In the linear regression prediction, the goodness of fit of gold is 89.44%, and the goodness of fit of Bitcoin is 98.43%. In the test set prediction of KNN algorithm, the goodness of fit of gold is 97.25%, and the goodness of fit of Bitcoin is 95.06%.

7.3. Price Change Weights Determine the Optimal Strategy

This paper predicted the price changes of gold and bitcoin in the fifteen days after and took the average value as the estimated amount. According to the following formula:

$$\begin{array}{l}present\_crash:present\_gold:present\_bitcoin\\ =logistic\left({\delta }_1+{\delta }_2\right):logistic\left({\delta }_1\right):logistic\left({\delta }_2\right)\end{array}$$

(9)

where $\mathsf{\delta }$ is the estimated average price minus the current price, ${\mathsf{\delta }}_1$ is the price expressed as gold, expressed ${\mathsf{\delta }}_2$ as the price of bitcoin; ${\alpha }_{gold}$ = 1% and ${\alpha }_{bitcoin}$ = 2%. In the above formula, this paper determined the investment strategy by controlling the daily ratio of gold and bitcoin.

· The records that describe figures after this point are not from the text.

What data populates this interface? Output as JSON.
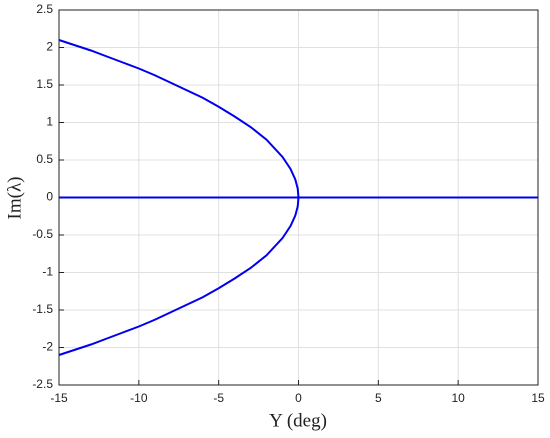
{
  "chart_data": {
    "type": "line",
    "x_label": "Υ (deg)",
    "y_label": "Im(λ)",
    "series": [
      {
        "color": "#0000ee",
        "x": [
          -15,
          -14,
          -13,
          -12,
          -11,
          -10,
          -9,
          -8,
          -7,
          -6,
          -5,
          -4,
          -3,
          -2,
          -1,
          -0.5,
          -0.2,
          -0.05,
          0
        ],
        "values": [
          2.1,
          2.03,
          1.96,
          1.88,
          1.8,
          1.72,
          1.63,
          1.53,
          1.43,
          1.33,
          1.21,
          1.08,
          0.94,
          0.77,
          0.54,
          0.38,
          0.24,
          0.12,
          0
        ]
      },
      {
        "color": "#0000ee",
        "x": [
          -15,
          -14,
          -13,
          -12,
          -11,
          -10,
          -9,
          -8,
          -7,
          -6,
          -5,
          -4,
          -3,
          -2,
          -1,
          -0.5,
          -0.2,
          -0.05,
          0
        ],
        "values": [
          -2.1,
          -2.03,
          -1.96,
          -1.88,
          -1.8,
          -1.72,
          -1.63,
          -1.53,
          -1.43,
          -1.33,
          -1.21,
          -1.08,
          -0.94,
          -0.77,
          -0.54,
          -0.38,
          -0.24,
          -0.12,
          0
        ]
      },
      {
        "color": "#0000ee",
        "x": [
          -15,
          15
        ],
        "values": [
          0,
          0
        ]
      }
    ],
    "xlim": [
      -15,
      15
    ],
    "xticks": [
      -15,
      -10,
      -5,
      0,
      5,
      10,
      15
    ],
    "ylim": [
      -2.5,
      2.5
    ],
    "yticks": [
      -2.5,
      -2,
      -1.5,
      -1,
      -0.5,
      0,
      0.5,
      1,
      1.5,
      2,
      2.5
    ],
    "grid": true
  }
}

$$\begin{array}{l}present\_crash + present\_gold \times thePriceOfGold \\ + present\_bitcoin \times thePriceOfBitcoin \\ = previous\_crash + previous\_gold \times thePriceOfGold \\ + previous\_bitcoin \times thePriceOfBitcoin \\ - \alpha \times \frac{previous\_gold - present\_gold}{thePriceOfGold}\\ - \alpha \times \frac{previous\_bitcoin - present\_bitcoin}{thePriceOfBitcoin}\end{array}$$

(10)

According to the following formula, supplement the judgment:

$$\begin{gathered} crash\_all<present\_gold+avarage\_gold\times thePriceOfGold \\ +avarage\_bit\times thePriceOfBitcoin \end{gathered}$$

(11)

If the above formula was true, traders could trade on the opening day of the gold market; otherwise, they would not trade. With this algorithm, this paper succeeded in arriving at the final result.

8. Discussion

This paper used the established model to obtain a series of data by changing the size of the initial amount, the range of which was from USD 1000 to USD 10,000. Using Python 3.7, finally a straight line was drew. The image is as Figure 10:

This shows that our initial amount had a positive relationship with the final return, which indicates that our model is relatively robust and reliable. The advantages and disadvantages of this modeling process are discussed below.

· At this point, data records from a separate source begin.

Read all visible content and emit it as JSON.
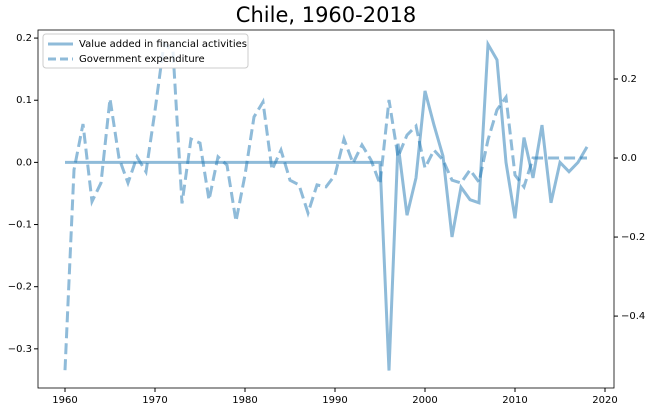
{
  "chart_data": {
    "type": "line",
    "title": "Chile, 1960-2018",
    "x": [
      1960,
      1961,
      1962,
      1963,
      1964,
      1965,
      1966,
      1967,
      1968,
      1969,
      1970,
      1971,
      1972,
      1973,
      1974,
      1975,
      1976,
      1977,
      1978,
      1979,
      1980,
      1981,
      1982,
      1983,
      1984,
      1985,
      1986,
      1987,
      1988,
      1989,
      1990,
      1991,
      1992,
      1993,
      1994,
      1995,
      1996,
      1997,
      1998,
      1999,
      2000,
      2001,
      2002,
      2003,
      2004,
      2005,
      2006,
      2007,
      2008,
      2009,
      2010,
      2011,
      2012,
      2013,
      2014,
      2015,
      2016,
      2017,
      2018
    ],
    "series": [
      {
        "name": "Value added in financial activities",
        "color": "#1f77b4",
        "linestyle": "solid",
        "axis": "y",
        "values": [
          0,
          0,
          0,
          0,
          0,
          0,
          0,
          0,
          0,
          0,
          0,
          0,
          0,
          0,
          0,
          0,
          0,
          0,
          0,
          0,
          0,
          0,
          0,
          0,
          0,
          0,
          0,
          0,
          0,
          0,
          0,
          0,
          0,
          0,
          0,
          0,
          -0.335,
          0.03,
          -0.085,
          -0.025,
          0.115,
          0.06,
          0.01,
          -0.12,
          -0.04,
          -0.06,
          -0.065,
          0.19,
          0.165,
          0.0,
          -0.09,
          0.04,
          -0.025,
          0.06,
          -0.065,
          0.0,
          -0.015,
          0.0,
          0.025
        ]
      },
      {
        "name": "Government expenditure",
        "color": "#1f77b4",
        "linestyle": "dashed",
        "axis": "y2",
        "values": [
          -0.537,
          -0.03,
          0.086,
          -0.11,
          -0.063,
          0.15,
          0.0,
          -0.063,
          0.003,
          -0.035,
          0.12,
          0.29,
          0.27,
          -0.115,
          0.048,
          0.038,
          -0.106,
          0.003,
          -0.018,
          -0.16,
          -0.043,
          0.104,
          0.142,
          -0.03,
          0.02,
          -0.056,
          -0.068,
          -0.139,
          -0.068,
          -0.073,
          -0.043,
          0.048,
          -0.013,
          0.033,
          -0.005,
          -0.066,
          0.147,
          0.003,
          0.058,
          0.081,
          -0.025,
          0.02,
          -0.005,
          -0.056,
          -0.063,
          -0.03,
          -0.061,
          0.046,
          0.122,
          0.154,
          -0.043,
          -0.073,
          0.0,
          0.0,
          0.0,
          0.0,
          0.0,
          0.0,
          0.0
        ]
      }
    ],
    "xlim": [
      1957,
      2021
    ],
    "xticks": [
      1960,
      1970,
      1980,
      1990,
      2000,
      2010,
      2020
    ],
    "ylim": [
      -0.363,
      0.213
    ],
    "yticks": [
      {
        "value": -0.3,
        "label": "−0.3"
      },
      {
        "value": -0.2,
        "label": "−0.2"
      },
      {
        "value": -0.1,
        "label": "−0.1"
      },
      {
        "value": 0.0,
        "label": "0.0"
      },
      0.1,
      0.2
    ],
    "y2lim": [
      -0.582,
      0.324
    ],
    "y2ticks": [
      {
        "value": -0.4,
        "label": "−0.4"
      },
      {
        "value": -0.2,
        "label": "−0.2"
      },
      {
        "value": 0.0,
        "label": "0.0"
      },
      0.2
    ],
    "legend": "upper left"
  }
}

By comparing the prediction of the linear regression model and KNN algorithm, it can be seen that the prediction accuracy of the former for Bitcoin is 3.37% higher than that of the latter. In comparison, the prediction accuracy of gold is far lower than that of the latter, with a difference of 7.81%. Compared with linear regression, KNN algorithm prediction is relatively simpler and rougher, but the computational volume also increases. It has been proved that if the linear relationship between the data is obvious, linear regression prediction will be better than that of the KNN algorithm; otherwise, KNN will be better. In addition, with the increase of dimension, KNN algorithm will face more obvious failure problem, namely dimension disaster.

9. Conclusions

In this paper, the machine learning linear regression model based on time series and KNN algorithm are used to model the Bitcoin and gold portfolio transactions so as to obtain the prediction results and determine the best portfolio. In order to evaluate the effect of the model, the goodness-of-fit test is used to determine the weight of price changes, and the investment proportion of gold and Bitcoin is obtained. The experimental results show that our initial amount is positively correlated with the final return, which reflects that our model is relatively stable and reliable and can increase the investment confidence of investors.

The model used in this paper mainly focuses on the price prediction between gold and Bitcoin. In the future, the model could be applied to different financial domains and, with some tweaks to the model architecture, to other emerging industries. In addition, in the context of accelerating globalization of economic and financial markets, there will be more investment into bitcoin, gold, stocks and other financial investment markets in the future. How to improve the model to avoid financial risks is also the next research direction of this paper.